7. „Das Wort Genie tritt in die Ästhetik ein, zugleich mit Vorbildern, die dem Begriff Leben verleihen: Homer und Shakespeare.
8. Des Weiteren spricht man in der Ästhetik des Sturm und Drang von der Natur und der Leidenschaft. Das Motiv der Natur und Leidenschaft in der Literatur des Sturm und Drang spiegelt sich unter anderem bei Goethes Sesenheimer Liedern wieder.

3.3.2 Goethes Beziehung zu Friederike Brion

Goethe lernte durch seinen Freund Weyland Mitte Oktober 1770 die Pfarrerstochter Friederike Brion kennen. Zu diesem Zeitpunkt ist Friederike ein 18- jähriges Mädchen. Sie wird als selbstständig, tüchtig, humorvoll und mit beiden Beinen im Leben stehend beschrieben.[9]

Nach der Begegnung mit Friederike schrieb Goethe einen Brief an sie, in dem er die Hoffnung auf ein Wiedersehen formulierte, zu welchem es im November und Dezember kam.[10] Die Zeit vom 18. Mai bis zum 23. Juni 1771 verbracht Goethe im Pfarrhaus in Sesenheim.[11] In dieser Zeit fertigte er Architekturskizzen des Pfarrhauses an.

„Als Goethe in der Arbeit für seine Doktorarbeit steckt, verringern sich die Besuche in Sesenheim, [...].[12] Jedoch findet ein regelmäßiger Briefkontakt zwischen Goethe und Friederike statt. „Es ist anzunehmen, daß Goethe Sesenheim zum letztenmal im August 1771 besuchte [...].“[13] Allerdings war die Beziehung schon vorher problematisch geworden.

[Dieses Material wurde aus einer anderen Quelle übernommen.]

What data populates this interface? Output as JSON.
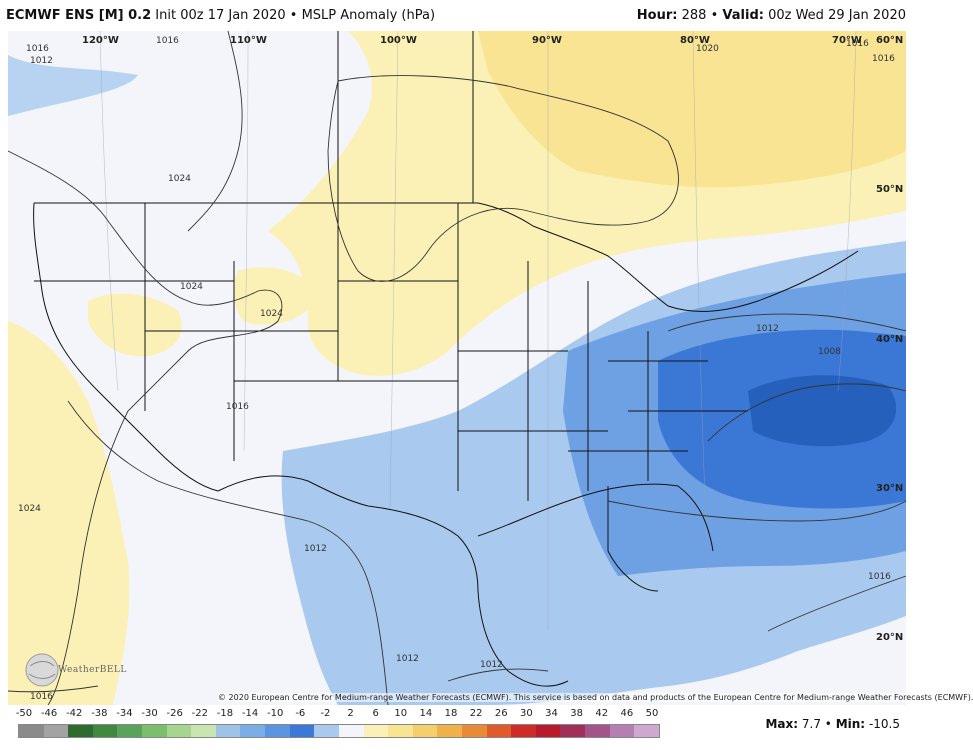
{
  "header": {
    "model": "ECMWF ENS [M] 0.2",
    "init": "Init 00z 17 Jan 2020",
    "bullet": "•",
    "product": "MSLP Anomaly (hPa)",
    "hour_label": "Hour:",
    "hour": "288",
    "valid_label": "Valid:",
    "valid": "00z Wed 29 Jan 2020"
  },
  "map": {
    "lon_labels": [
      "120°W",
      "110°W",
      "100°W",
      "90°W",
      "80°W",
      "70°W"
    ],
    "lat_labels": [
      "60°N",
      "50°N",
      "40°N",
      "30°N",
      "20°N"
    ],
    "isobar_labels": [
      "1016",
      "1012",
      "1016",
      "1024",
      "1024",
      "1024",
      "1020",
      "1016",
      "1016",
      "1012",
      "1008",
      "1016",
      "1024",
      "1012",
      "1012",
      "1012",
      "1016",
      "1016"
    ],
    "copyright": "© 2020 European Centre for Medium-range Weather Forecasts (ECMWF). This service is based on data and products of the European Centre for Medium-range Weather Forecasts (ECMWF).",
    "logo_text": "WeatherBELL",
    "colors": {
      "neutral": "#f3f5fb",
      "light_yellow": "#fbf1b6",
      "yellow": "#f8e493",
      "light_blue": "#a9c9ef",
      "blue": "#6ea1e3",
      "deep_blue": "#3b78d6",
      "darkest_blue": "#2660bd"
    }
  },
  "legend": {
    "ticks": [
      "-50",
      "-46",
      "-42",
      "-38",
      "-34",
      "-30",
      "-26",
      "-22",
      "-18",
      "-14",
      "-10",
      "-6",
      "-2",
      "2",
      "6",
      "10",
      "14",
      "18",
      "22",
      "26",
      "30",
      "34",
      "38",
      "42",
      "46",
      "50"
    ],
    "colors": [
      "#8a8a8a",
      "#a3a3a3",
      "#2f6b2f",
      "#3f8a3f",
      "#5aa35a",
      "#7cbf6b",
      "#a6d68d",
      "#c9e6b0",
      "#9dc3e8",
      "#7aaee6",
      "#5b94e0",
      "#3c78d6",
      "#a9c9ef",
      "#f3f5fb",
      "#fbf1b6",
      "#f8e493",
      "#f4cf6b",
      "#f0b04a",
      "#e98a36",
      "#e05a2b",
      "#cf2c25",
      "#b81b2c",
      "#a0305a",
      "#a3558a",
      "#b67fb3",
      "#cfa8cf"
    ]
  },
  "stats": {
    "max_label": "Max:",
    "max": "7.7",
    "sep": "•",
    "min_label": "Min:",
    "min": "-10.5"
  }
}
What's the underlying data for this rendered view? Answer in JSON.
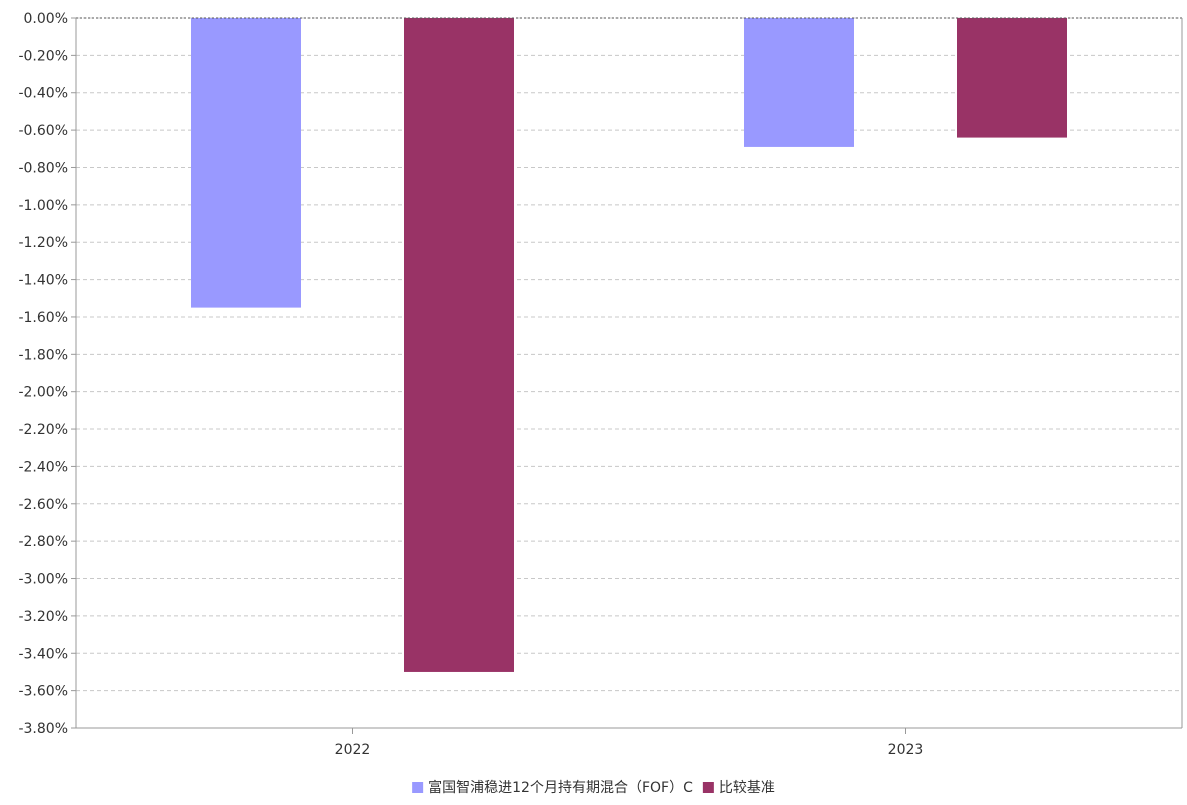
{
  "chart_data": {
    "type": "bar",
    "categories": [
      "2022",
      "2023"
    ],
    "series": [
      {
        "name": "富国智浦稳进12个月持有期混合（FOF）C",
        "values": [
          -1.55,
          -0.69
        ],
        "color": "#9999ff"
      },
      {
        "name": "比较基准",
        "values": [
          -3.5,
          -0.64
        ],
        "color": "#993366"
      }
    ],
    "ylim": [
      -3.8,
      0
    ],
    "y_tick_step": 0.2,
    "y_tick_format": "percent-2dp",
    "grid": true,
    "legend_position": "bottom-center",
    "xlabel": "",
    "ylabel": ""
  }
}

Friederikes und Goethes Liebe war so offensichtlich geworden, „dass, auch wenn solche Erwartungen niemals ausgesprochen worden sind, im Sesenheimer Kosmos das Ganze nur auf eine Verlobung, zuletzt auf eine Heirat hinauslaufen konnte, eine für den Vater Goethes gewiss gänzlich unstandesgemäße Verbindung.“[14] Somit verlies Goethe Friederike Brion. Nach der Trennung lebt Friederike bis zu dem Tod ihres Vaters in Sesenheim. 1785 zieht sie zu ihrem Bruder, welcher ebenfalls Pfarrer war und starb im Alter von 61 Jahren.[15] Von ihrem späteren Leben hat Goethe nichts gewusst.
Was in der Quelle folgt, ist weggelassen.